One day a new shiny office coffee machine showed up. Unlike the previous one, this machine had a large touchscreen instead of buttons. Of course, the first time I try to use it it locks up and says “trash full.” After tracking down the office manager, I watched her open the front, press a small button on the inside, enable the settings screen and that is when I saw a small WIFI icon in the bottom corner. This was the first time I thought about messing with it, but I didn’t have the time or any specific reason.
Fast forward a few months and I run into this wonderful article about automation and I now have a reason. How sweet would it be to initiate a cup of coffee from my desk then have it ready after walking across the office and up the stairs. However, our machine does not provide the cup. That means I either have to tackle anyone who tries to get in my way to chat or I have it wait after brewing and program a button to dispense. But that’s a problem that can be worried about once the experiment is successful.
After discussing this with a coworker, I decided to try and find the machine on our local network. Keep in mind I’m not a network guy and have never done anything like this before, but they make it look like so much fun on TV. He pointed me to a tool called NMAP and I started learning how to use it. In the meantime, he simply walked upstairs, opened the machine’s settings, and tried to find the IP address that way. Unfortunately, that section of the menu was password protected.
I decided to keep working on the network side and ran a scan of every IP in the network. A small part of me was afraid of receiving a call from the IT department, but I guess that didn’t trigger any warnings. The results were a very large list of ip addresses and open ports. I was able to filter out most results by eliminating any machine with anti-virus software. Anything with http/https was checked out in a browser and anything with ssh was inspected through the terminal. While I was unsuccessful in actually finding or gaining access to the coffee machine, I did find my way into a few printers and the smart TV.

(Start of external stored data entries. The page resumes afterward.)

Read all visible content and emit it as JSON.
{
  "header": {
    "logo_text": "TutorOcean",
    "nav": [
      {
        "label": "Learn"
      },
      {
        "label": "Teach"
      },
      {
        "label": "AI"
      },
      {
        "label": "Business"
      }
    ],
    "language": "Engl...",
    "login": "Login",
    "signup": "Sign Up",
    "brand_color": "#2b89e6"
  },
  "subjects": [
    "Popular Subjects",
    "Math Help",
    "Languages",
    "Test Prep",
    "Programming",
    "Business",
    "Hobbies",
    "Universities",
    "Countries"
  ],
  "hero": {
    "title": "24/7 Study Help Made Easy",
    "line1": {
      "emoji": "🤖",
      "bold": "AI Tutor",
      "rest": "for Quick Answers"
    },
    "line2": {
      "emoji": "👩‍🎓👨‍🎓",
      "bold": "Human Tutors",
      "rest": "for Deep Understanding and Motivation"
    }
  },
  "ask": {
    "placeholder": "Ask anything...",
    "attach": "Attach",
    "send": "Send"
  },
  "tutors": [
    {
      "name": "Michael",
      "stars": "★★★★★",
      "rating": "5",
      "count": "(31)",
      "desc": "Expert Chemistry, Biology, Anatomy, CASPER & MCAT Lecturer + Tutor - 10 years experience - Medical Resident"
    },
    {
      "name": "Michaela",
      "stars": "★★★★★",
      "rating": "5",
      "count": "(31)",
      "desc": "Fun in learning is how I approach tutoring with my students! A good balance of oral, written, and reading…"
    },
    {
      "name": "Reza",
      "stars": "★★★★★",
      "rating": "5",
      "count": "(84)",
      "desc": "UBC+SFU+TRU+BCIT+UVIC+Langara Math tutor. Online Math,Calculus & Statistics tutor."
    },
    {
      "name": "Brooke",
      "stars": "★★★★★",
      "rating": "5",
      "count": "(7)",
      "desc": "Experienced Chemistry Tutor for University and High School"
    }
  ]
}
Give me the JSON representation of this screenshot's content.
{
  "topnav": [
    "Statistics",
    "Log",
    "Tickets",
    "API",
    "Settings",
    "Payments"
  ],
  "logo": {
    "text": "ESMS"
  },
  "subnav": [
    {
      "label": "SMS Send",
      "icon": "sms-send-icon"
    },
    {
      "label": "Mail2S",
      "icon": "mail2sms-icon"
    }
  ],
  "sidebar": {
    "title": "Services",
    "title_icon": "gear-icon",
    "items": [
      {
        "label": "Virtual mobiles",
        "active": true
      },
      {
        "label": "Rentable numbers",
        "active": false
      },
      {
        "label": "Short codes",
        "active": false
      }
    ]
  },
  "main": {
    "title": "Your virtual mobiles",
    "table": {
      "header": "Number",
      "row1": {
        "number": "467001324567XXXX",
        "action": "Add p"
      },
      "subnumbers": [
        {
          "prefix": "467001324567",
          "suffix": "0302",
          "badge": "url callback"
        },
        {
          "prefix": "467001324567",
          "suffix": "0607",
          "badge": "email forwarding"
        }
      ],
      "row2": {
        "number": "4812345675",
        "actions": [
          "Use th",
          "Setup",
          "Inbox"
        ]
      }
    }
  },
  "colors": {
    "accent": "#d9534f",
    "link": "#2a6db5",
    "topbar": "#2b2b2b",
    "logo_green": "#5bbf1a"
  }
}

The next step was to do a little research. Soon I realized trying to find user manuals was as sketchy as looking for random hardware drivers. I managed to find some promotional pdf’s and a few distributors of the machine but have yet to find any sort of service or user material. A few things that caught my eye were add on items to the product. The manufacture offers a paid service to remotely monitor your machine. Also, a credit card processor is an optional item. One would hope that these services have even the most basic of security. Perhaps thinking this wanna be hacker has any chance at cracking the machine is a bit of a stretch. Looks like this experiment will have to come down to good ol’ social engineering.